Treasury snubs Sh46bn in closing bond offers

cbk

Central Bank of Kenya building. FILE PHOTO | NMG

The Treasury has raised Sh38.9 billion in the June Treasury bond issue, as a liquid market drove up investor interest and allowed Central Bank to leave more than half of the offered bids on the table.

The Treasury was seeking Sh40 billion in the last bond of the fiscal year, which was sold in two reopened 15-year tranches first floated in May last year and June 2012.

Investors offered a total of Sh85.6 billion on the bond, which has an effective maturity tenor of eight-and-a-half years (the 2012 reopen) and 14 years (the 2018 reopen).

They will earn 11.6 percent on the 2012 paper, and 12.45 percent on the 2018 tranche, with interest coming in higher on the 2018 paper as investors eyed the higher yield. They carried a coupon of 11 and 12.65 percent respectively in the offer prospectus.

Recent bond sales have been heavily subscribed by investors, CBK data shows, which points to a highly liquid market.

May’s five and 15-year offer attracted bids worth Sh70.8 billion against an offer of Sh50 billion, while the Sh50 billion 10- and 20-year paper sold in April attracted bids worth Sh85.6 billion.

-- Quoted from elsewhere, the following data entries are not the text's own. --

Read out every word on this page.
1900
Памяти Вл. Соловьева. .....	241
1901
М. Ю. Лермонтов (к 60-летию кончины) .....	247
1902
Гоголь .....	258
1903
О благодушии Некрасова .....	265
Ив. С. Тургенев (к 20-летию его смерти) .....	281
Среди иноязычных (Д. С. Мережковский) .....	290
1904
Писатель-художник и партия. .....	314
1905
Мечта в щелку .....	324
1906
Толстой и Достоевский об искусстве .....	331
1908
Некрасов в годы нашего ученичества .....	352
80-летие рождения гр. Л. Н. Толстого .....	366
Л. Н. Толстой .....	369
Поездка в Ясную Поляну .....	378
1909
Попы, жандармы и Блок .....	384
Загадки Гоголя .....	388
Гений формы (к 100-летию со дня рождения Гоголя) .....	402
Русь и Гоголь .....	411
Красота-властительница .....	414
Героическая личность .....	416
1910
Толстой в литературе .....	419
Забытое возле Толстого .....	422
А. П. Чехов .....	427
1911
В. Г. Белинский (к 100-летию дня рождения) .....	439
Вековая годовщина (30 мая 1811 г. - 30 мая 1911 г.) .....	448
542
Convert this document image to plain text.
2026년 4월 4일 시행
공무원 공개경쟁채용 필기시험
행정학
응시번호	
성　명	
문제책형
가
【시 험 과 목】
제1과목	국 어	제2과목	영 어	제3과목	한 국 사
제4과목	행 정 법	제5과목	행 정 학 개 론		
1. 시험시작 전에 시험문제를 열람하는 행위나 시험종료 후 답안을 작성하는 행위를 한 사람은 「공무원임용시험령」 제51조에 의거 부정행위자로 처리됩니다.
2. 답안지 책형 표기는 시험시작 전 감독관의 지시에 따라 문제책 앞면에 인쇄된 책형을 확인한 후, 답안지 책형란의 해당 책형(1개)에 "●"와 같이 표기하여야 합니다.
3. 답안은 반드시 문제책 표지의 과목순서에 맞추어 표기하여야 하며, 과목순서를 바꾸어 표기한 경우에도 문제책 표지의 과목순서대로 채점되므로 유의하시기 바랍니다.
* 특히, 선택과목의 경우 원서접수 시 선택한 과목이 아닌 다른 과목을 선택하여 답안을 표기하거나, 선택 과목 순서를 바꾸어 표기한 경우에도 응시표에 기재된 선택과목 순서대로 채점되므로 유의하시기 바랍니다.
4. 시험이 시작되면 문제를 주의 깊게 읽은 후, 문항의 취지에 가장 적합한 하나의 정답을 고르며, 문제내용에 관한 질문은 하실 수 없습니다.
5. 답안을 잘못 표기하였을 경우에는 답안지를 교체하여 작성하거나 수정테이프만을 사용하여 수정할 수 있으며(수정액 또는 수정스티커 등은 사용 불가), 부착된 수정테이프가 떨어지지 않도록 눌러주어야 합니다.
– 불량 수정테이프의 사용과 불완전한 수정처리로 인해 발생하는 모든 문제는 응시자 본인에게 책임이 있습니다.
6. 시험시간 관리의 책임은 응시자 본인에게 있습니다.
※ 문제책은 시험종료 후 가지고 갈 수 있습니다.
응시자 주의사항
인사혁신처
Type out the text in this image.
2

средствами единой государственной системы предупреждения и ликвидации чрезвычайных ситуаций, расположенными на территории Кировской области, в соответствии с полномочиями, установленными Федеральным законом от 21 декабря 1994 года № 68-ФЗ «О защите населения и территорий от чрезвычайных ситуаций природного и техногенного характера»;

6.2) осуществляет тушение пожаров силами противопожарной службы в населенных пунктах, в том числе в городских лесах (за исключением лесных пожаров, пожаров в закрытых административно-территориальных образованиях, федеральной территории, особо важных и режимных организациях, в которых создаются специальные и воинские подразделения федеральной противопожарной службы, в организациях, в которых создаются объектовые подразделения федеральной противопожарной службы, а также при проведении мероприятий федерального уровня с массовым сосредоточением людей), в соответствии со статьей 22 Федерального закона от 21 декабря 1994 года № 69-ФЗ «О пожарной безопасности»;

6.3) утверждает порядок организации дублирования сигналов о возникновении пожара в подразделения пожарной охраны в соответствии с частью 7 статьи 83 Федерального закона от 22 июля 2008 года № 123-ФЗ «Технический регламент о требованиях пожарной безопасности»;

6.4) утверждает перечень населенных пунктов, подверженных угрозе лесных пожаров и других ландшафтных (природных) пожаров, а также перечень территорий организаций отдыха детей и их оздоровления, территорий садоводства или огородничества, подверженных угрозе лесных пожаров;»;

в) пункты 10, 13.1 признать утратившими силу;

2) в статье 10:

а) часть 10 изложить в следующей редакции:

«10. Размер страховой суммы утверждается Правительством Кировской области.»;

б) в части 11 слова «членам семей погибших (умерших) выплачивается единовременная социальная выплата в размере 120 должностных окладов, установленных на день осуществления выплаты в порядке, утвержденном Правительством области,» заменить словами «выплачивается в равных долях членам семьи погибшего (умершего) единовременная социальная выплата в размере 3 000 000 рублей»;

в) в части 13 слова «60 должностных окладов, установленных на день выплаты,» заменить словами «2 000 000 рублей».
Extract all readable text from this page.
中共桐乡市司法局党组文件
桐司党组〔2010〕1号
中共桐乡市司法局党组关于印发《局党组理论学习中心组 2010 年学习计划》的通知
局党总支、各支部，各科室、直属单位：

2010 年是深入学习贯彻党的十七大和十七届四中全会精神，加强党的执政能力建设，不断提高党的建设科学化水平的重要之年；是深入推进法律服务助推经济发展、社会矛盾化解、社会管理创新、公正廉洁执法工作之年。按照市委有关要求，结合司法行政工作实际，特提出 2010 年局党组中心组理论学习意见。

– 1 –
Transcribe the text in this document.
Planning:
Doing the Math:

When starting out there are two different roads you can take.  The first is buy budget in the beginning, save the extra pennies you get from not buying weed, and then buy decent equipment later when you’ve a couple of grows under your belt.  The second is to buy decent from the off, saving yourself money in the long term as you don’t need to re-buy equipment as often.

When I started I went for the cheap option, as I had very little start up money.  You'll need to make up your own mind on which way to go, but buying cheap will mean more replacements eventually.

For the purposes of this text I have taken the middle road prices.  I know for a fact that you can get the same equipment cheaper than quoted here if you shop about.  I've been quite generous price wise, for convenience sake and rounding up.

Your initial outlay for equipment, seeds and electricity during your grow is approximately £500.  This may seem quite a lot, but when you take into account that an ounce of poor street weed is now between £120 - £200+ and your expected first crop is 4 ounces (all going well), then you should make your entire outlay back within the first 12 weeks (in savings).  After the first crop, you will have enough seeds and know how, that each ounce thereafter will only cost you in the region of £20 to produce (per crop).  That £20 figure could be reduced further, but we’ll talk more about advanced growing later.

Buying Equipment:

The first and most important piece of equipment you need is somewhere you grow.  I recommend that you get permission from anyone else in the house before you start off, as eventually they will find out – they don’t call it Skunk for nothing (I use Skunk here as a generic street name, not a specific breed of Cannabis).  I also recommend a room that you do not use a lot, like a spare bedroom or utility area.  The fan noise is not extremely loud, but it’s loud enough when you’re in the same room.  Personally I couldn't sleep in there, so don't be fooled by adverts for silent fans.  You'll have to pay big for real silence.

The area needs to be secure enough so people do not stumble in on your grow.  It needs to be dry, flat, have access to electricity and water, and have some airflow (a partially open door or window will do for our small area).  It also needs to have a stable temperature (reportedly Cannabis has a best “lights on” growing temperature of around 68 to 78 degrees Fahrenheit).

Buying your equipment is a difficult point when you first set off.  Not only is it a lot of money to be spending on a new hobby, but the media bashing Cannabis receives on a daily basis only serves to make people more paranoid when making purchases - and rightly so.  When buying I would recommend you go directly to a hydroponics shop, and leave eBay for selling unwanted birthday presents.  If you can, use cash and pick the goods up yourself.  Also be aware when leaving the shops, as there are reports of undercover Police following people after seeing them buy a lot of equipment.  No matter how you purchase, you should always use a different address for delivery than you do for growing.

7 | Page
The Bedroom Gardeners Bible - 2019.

The interbank rate has dropped to a two-month low of 3.26 percent, indicating that banks are in a more comfortable cash position.

The healthy liquidity flows are also being seen on the Treasury bill auction. During last week’s sale, investors put up bids worth Sh27.8 billion against the offered Sh24 billion, with CBK accepting Sh17.3 billion.

The bulk of the offered cash was, however, on the one-year paper, which accounted for 94 percent of the bids.

The government’s appetite for money in the domestic market has somewhat abated in the past month, after it successfully raised Sh210 billion in the Eurobond in mid-May and followed that with a Sh75 billion loan from the World Bank.